METHODS: Admission cTnT measurements in 15,425 ED patients from three hospitals with a primary complaint of chest pain, with or without a clinical diagnosis of MI, were Box-Cox-transformed to normality density functions to calculate the percentage with MI among patients with a given cTnT concentration, the parametric predictive value among lookalikes (PALfx). The ability of the PALfx to generate stable risk estimates of MI was examined by bootstrapping and expressed as the coefficient of variation (CV).

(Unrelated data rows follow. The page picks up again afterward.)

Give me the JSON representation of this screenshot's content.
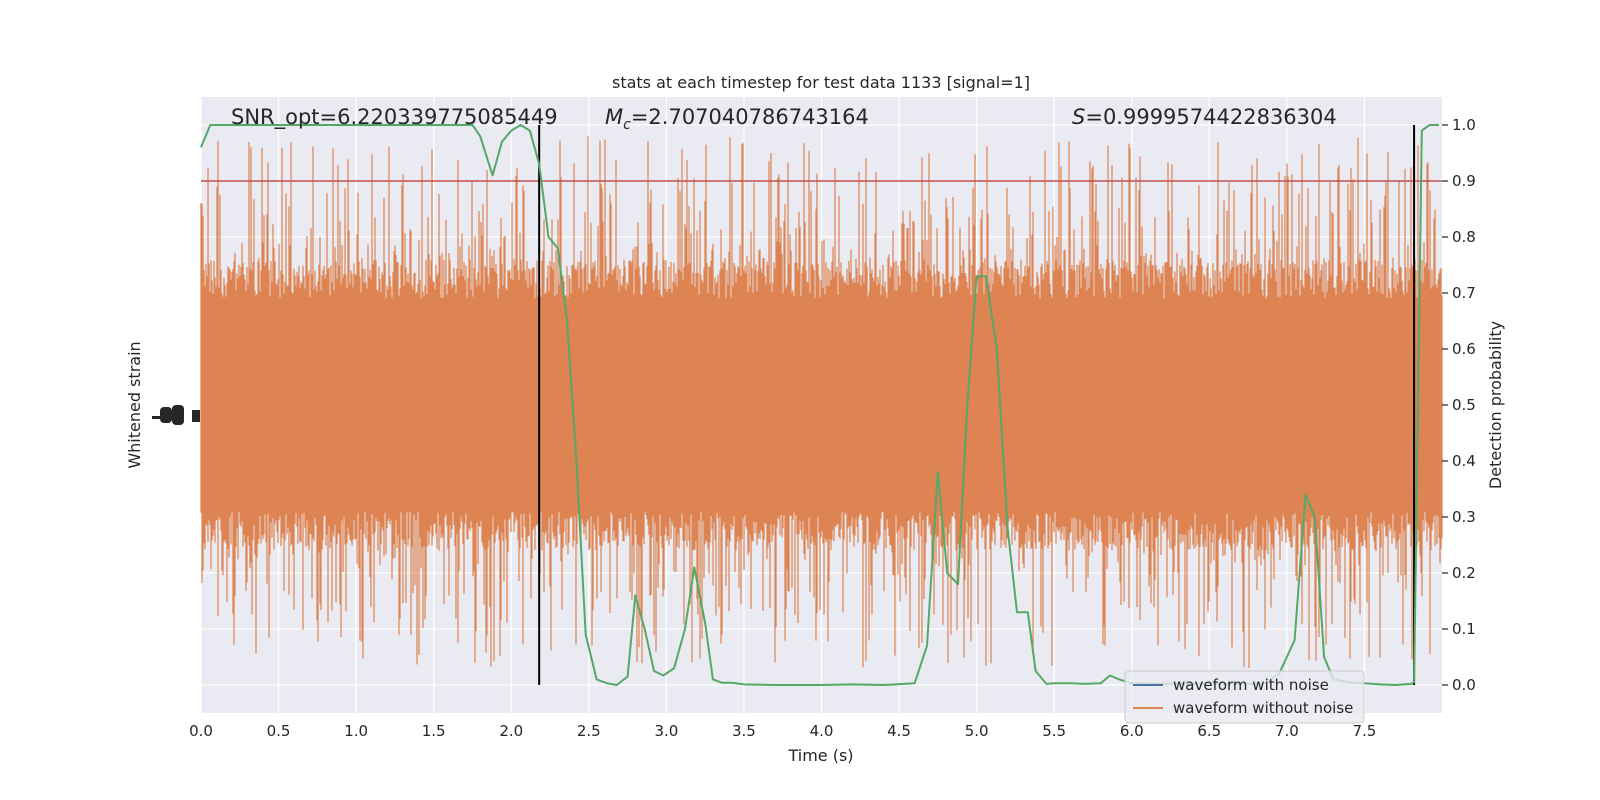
{
  "chart_data": {
    "type": "line",
    "title": "stats at each timestep for test data 1133 [signal=1]",
    "xlabel": "Time (s)",
    "ylabel_left": "Whitened strain",
    "ylabel_right": "Detection probability",
    "xlim": [
      0,
      8
    ],
    "ylim_right": [
      -0.05,
      1.05
    ],
    "x_ticks": [
      "0.0",
      "0.5",
      "1.0",
      "1.5",
      "2.0",
      "2.5",
      "3.0",
      "3.5",
      "4.0",
      "4.5",
      "5.0",
      "5.5",
      "6.0",
      "6.5",
      "7.0",
      "7.5"
    ],
    "y_ticks_right": [
      "0.0",
      "0.1",
      "0.2",
      "0.3",
      "0.4",
      "0.5",
      "0.6",
      "0.7",
      "0.8",
      "0.9",
      "1.0"
    ],
    "annotations": {
      "snr": "SNR_opt=6.220339775085449",
      "mc_symbol": "M",
      "mc_sub": "c",
      "mc_value": "=2.707040786743164",
      "s_symbol": "S",
      "s_value": "=0.9999574422836304"
    },
    "threshold": 0.9,
    "vertical_lines_x": [
      2.18,
      7.82
    ],
    "grid": true,
    "legend_position": "lower-right",
    "series": [
      {
        "name": "waveform with noise",
        "color": "#4c72b0",
        "kind": "strain"
      },
      {
        "name": "waveform without noise",
        "color": "#dd8452",
        "kind": "strain",
        "band_probability_units": {
          "dense_low": 0.31,
          "dense_high": 0.69,
          "spike_low_min": 0.03,
          "spike_high_max": 0.98
        }
      },
      {
        "name": "detection probability",
        "color": "#55a868",
        "kind": "probability",
        "x": [
          0.0,
          0.06,
          0.5,
          1.0,
          1.5,
          1.75,
          1.8,
          1.88,
          1.94,
          2.0,
          2.06,
          2.12,
          2.18,
          2.24,
          2.3,
          2.36,
          2.42,
          2.48,
          2.55,
          2.62,
          2.68,
          2.75,
          2.8,
          2.86,
          2.92,
          2.98,
          3.05,
          3.12,
          3.18,
          3.25,
          3.3,
          3.36,
          3.42,
          3.5,
          3.7,
          4.0,
          4.2,
          4.4,
          4.6,
          4.68,
          4.75,
          4.81,
          4.88,
          4.94,
          5.0,
          5.06,
          5.13,
          5.2,
          5.26,
          5.33,
          5.38,
          5.45,
          5.5,
          5.6,
          5.7,
          5.8,
          5.86,
          5.92,
          6.0,
          6.3,
          6.6,
          6.85,
          6.95,
          7.05,
          7.12,
          7.18,
          7.24,
          7.3,
          7.4,
          7.6,
          7.7,
          7.8,
          7.82,
          7.87,
          7.92,
          7.98
        ],
        "y": [
          0.96,
          1.0,
          1.0,
          1.0,
          1.0,
          1.0,
          0.98,
          0.91,
          0.97,
          0.99,
          1.0,
          0.99,
          0.93,
          0.8,
          0.78,
          0.65,
          0.4,
          0.09,
          0.01,
          0.003,
          0.0,
          0.015,
          0.16,
          0.1,
          0.025,
          0.017,
          0.03,
          0.1,
          0.21,
          0.11,
          0.01,
          0.004,
          0.004,
          0.001,
          0.0,
          0.0,
          0.001,
          0.0,
          0.003,
          0.07,
          0.38,
          0.2,
          0.18,
          0.5,
          0.73,
          0.73,
          0.6,
          0.28,
          0.13,
          0.13,
          0.025,
          0.002,
          0.003,
          0.003,
          0.002,
          0.003,
          0.017,
          0.01,
          0.003,
          0.002,
          0.002,
          0.002,
          0.02,
          0.08,
          0.34,
          0.3,
          0.05,
          0.01,
          0.005,
          0.001,
          0.0,
          0.002,
          0.005,
          0.99,
          1.0,
          1.0
        ]
      }
    ]
  }
}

RESULTS: Four age and sex-specific subgroups above or below 60 years of age with distinct cTnT distributions were identified among patients without MI. The cTnT distributions across subgroups with MI were similar, allowing us to use all admissions with MI to calculate the PALfx in the four subgroups. For instance, at a baseline cTnT concentration of 7 ng/L, a female patient <60 years would have a 0.5% risk of MI whereas a male patient >60 years would have a 1.9% risk of MI. To assess the stability of the PALfx method we bootstrapped smaller and smaller subsets of the 15,422 ED visits. We found that 1950 patients without MI and 50 patients with MI were sufficient to limit the variation of the PALfx with a CV of 0.8-5.4%, close to the CV using the entire dataset. The MI risk estimates were similar when data from the three hospitals were used separately to derive the PALfx equations.

CONCLUSIONS: The PALfx can be used to estimate the risk of MI at patient-specific cTnT concentrations with acceptable margins of error. The patient-specific risk of disease using the PALfx could complement decision limits.